The Arthur J. Moore Methodist Museum and Library was established in 1965. It began as a small library and became a museum when it was dedicated in June 1966 and given its current name. It is where the South Georgia Conference of the United Methodist Church stores its archival records. The library consists of over 6,000 books which are used by theologians pursuing research into Methodist theology and history. The collection includes books, journals, diaries, original letters and historic documents about the culture and history of the Methodist Church.

- Meeting facilities
The meeting facilities that were built for Epworth by the Sea, include The Smith Dining Room, Blasingame Dining Room, Cannon Room, Jinks Garden Room, Turner Lodge Pioneer Room, Nalls Auditorium, The Tabby House, and the Margaret A. Pitts Conference Room. These are just some of the many ways that Epworth is able to accommodate both large and small groups.

- Housing facilities
The housing facilities at Epworth by the Sea accommodate up to approximately 1,000 people including 223 private rooms, 12 family apartments and 22 youth cabins.

- Waters Garden
The Waters Garden is a small, passive-use garden which contains a “Walkway of Remembrance,” where it is traditional for visitors to the center to remember their deceased family and friends.

==Camps held at Epworth by the Sea==

- Camp Discovery
Camp Discovery began as a center for low-income children in 1992.

- Elementary Camp
The center's one-week Elementary Camp provides educational opportunities and teaches Bible Study with a Methodist focus to children, ages 4–12.

- Georgia Pastors' School
The Georgia Pastors' School provides educational opportunities and spiritual experiences to religious leaders employed within the Methodist Church or seeking such employment.

- Women's Retreat SSI
The retreat for women, held at Epworth by the Sea each year, features famous speakers such as Barbra Lee Johnson, the founder and director of Total Life Ministries.

==The Gathering Place==

- A tradition at Epworth by the Sea
The Gathering Place, better known as "The Main Event", is held on Sunday nights throughout the summer in one of Epworth by the Sea's facilities, (The Strickland Auditorium).
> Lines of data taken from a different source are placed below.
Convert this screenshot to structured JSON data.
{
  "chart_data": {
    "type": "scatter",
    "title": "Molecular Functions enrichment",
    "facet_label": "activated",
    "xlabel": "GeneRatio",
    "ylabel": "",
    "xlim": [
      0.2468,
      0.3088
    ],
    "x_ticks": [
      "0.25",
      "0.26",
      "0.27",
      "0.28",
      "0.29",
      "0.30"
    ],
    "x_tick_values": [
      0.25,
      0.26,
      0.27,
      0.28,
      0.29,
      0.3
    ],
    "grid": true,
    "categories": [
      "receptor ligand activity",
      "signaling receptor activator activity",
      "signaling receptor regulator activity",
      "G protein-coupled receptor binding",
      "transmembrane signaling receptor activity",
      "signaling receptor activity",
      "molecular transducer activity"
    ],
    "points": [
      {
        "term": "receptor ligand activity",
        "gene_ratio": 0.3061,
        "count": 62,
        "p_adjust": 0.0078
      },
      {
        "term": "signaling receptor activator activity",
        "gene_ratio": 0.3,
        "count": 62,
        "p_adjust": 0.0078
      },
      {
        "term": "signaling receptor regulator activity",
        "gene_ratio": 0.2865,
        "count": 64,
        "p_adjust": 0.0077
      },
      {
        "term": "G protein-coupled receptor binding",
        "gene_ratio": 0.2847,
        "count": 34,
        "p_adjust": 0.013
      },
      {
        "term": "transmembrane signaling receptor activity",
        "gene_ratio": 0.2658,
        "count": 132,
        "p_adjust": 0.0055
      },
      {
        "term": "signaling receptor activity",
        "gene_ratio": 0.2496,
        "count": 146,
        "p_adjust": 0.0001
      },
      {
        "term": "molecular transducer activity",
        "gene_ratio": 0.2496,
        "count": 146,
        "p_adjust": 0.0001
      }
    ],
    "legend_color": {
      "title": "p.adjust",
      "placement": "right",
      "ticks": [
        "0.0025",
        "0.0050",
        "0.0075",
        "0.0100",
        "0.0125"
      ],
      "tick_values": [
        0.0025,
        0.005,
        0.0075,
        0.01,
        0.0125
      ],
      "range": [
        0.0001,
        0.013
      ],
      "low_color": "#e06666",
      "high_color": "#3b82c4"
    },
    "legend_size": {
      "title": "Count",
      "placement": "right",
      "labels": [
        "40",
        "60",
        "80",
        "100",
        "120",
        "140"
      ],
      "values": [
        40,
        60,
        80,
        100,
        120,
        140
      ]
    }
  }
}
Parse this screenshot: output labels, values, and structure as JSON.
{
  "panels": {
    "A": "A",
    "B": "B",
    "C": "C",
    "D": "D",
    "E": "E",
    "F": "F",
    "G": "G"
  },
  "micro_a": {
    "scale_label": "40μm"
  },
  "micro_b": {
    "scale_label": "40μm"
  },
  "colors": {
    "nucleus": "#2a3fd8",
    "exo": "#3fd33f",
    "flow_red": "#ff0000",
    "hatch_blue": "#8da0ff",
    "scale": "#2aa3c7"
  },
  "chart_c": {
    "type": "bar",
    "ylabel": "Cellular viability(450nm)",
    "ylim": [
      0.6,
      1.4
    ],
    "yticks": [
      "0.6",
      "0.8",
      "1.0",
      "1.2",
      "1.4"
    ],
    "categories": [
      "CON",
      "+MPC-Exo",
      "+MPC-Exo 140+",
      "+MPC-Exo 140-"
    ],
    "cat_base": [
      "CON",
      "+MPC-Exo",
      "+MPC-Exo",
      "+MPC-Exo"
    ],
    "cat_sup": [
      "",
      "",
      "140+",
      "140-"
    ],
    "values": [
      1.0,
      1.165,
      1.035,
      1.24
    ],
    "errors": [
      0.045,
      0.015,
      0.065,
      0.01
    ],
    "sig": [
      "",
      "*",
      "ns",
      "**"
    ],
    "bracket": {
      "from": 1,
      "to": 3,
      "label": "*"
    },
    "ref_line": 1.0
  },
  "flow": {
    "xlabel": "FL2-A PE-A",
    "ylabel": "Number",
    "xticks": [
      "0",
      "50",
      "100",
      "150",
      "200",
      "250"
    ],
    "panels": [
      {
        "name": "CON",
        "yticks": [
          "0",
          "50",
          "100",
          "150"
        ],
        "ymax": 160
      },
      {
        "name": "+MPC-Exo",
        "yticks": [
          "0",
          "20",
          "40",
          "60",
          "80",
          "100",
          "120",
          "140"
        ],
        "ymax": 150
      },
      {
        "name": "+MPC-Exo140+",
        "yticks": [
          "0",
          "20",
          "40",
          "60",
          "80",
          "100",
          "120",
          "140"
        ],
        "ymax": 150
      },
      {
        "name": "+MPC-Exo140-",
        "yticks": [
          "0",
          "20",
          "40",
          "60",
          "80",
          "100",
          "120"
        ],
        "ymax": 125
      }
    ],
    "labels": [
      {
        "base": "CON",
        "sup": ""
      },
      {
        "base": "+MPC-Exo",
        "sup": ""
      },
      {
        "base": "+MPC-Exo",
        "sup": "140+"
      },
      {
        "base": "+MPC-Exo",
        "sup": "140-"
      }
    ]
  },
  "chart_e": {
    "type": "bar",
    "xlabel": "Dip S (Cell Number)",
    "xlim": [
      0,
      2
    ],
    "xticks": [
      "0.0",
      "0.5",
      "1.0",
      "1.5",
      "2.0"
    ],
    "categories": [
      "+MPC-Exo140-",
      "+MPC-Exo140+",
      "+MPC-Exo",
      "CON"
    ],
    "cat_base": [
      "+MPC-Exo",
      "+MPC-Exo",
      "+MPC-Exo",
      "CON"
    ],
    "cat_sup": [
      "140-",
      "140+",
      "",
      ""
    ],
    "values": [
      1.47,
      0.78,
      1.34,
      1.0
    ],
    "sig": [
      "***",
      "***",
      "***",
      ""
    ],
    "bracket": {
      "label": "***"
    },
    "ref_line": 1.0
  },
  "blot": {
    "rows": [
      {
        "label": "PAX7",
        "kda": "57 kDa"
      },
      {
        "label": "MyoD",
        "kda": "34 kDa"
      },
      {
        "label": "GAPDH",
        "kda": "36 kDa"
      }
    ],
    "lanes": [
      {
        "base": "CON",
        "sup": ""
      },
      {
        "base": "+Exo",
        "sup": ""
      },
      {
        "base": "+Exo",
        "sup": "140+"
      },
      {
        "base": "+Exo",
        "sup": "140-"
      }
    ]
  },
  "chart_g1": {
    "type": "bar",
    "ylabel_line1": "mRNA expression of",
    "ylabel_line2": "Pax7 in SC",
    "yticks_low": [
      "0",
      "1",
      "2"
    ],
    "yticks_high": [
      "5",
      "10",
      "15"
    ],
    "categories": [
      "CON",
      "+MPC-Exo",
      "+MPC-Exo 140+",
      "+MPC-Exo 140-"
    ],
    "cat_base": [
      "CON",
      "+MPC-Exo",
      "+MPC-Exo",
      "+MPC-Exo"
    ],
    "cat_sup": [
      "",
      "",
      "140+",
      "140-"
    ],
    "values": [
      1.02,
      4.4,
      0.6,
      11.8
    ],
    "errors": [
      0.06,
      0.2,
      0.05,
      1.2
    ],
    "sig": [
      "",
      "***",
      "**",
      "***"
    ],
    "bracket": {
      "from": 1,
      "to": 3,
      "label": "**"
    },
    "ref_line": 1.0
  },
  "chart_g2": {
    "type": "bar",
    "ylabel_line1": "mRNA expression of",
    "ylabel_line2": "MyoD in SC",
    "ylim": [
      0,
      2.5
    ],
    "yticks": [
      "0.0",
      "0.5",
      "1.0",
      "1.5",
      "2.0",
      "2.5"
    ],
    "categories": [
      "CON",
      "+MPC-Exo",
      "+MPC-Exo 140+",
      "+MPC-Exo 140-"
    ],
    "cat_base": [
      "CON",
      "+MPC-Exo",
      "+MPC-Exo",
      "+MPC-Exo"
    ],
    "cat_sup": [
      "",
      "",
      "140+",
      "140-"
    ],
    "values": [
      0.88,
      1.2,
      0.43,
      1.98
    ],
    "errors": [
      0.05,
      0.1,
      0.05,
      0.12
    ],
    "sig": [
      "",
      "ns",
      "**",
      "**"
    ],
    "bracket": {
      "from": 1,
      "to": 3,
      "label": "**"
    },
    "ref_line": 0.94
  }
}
Over 1,000 teens gather together from all over to learn about faith and the miracle of knowing Christ. Students create and share music, skits and games followed by nationally recognized speakers.

==Equipping programs of The Gathering Place==
Programs offered by The Gathering Place to help train and equip students to be effective Christian leaders throughout their schools, churches, and communities.

- 707
Close to 500 students in the community meet together weekly in a small group setting, which is led by a Christian adult.

- Intern programs
The intern programs that the Gathering Place hosts, are used for training high school and college students the values of being a Christian leader.

==Funding==
Epworth by the Sea is largely funded by the William I. H. and Lula E. Pitts Foundation, a private foundation that funds educational and social service activities through organizations that are associated with the United Methodist Church in Georgia. Since the foundation was founded in 1941, large donations have gone to support institutions and organizations such as Epworth by the Sea, Andrew College, Candler School of Theology in Emory University, Atlanta Georgia, LaGrange College and Magnolia Manor retirement home. Once Pitts died in 1964, he had already donated more than $1 million.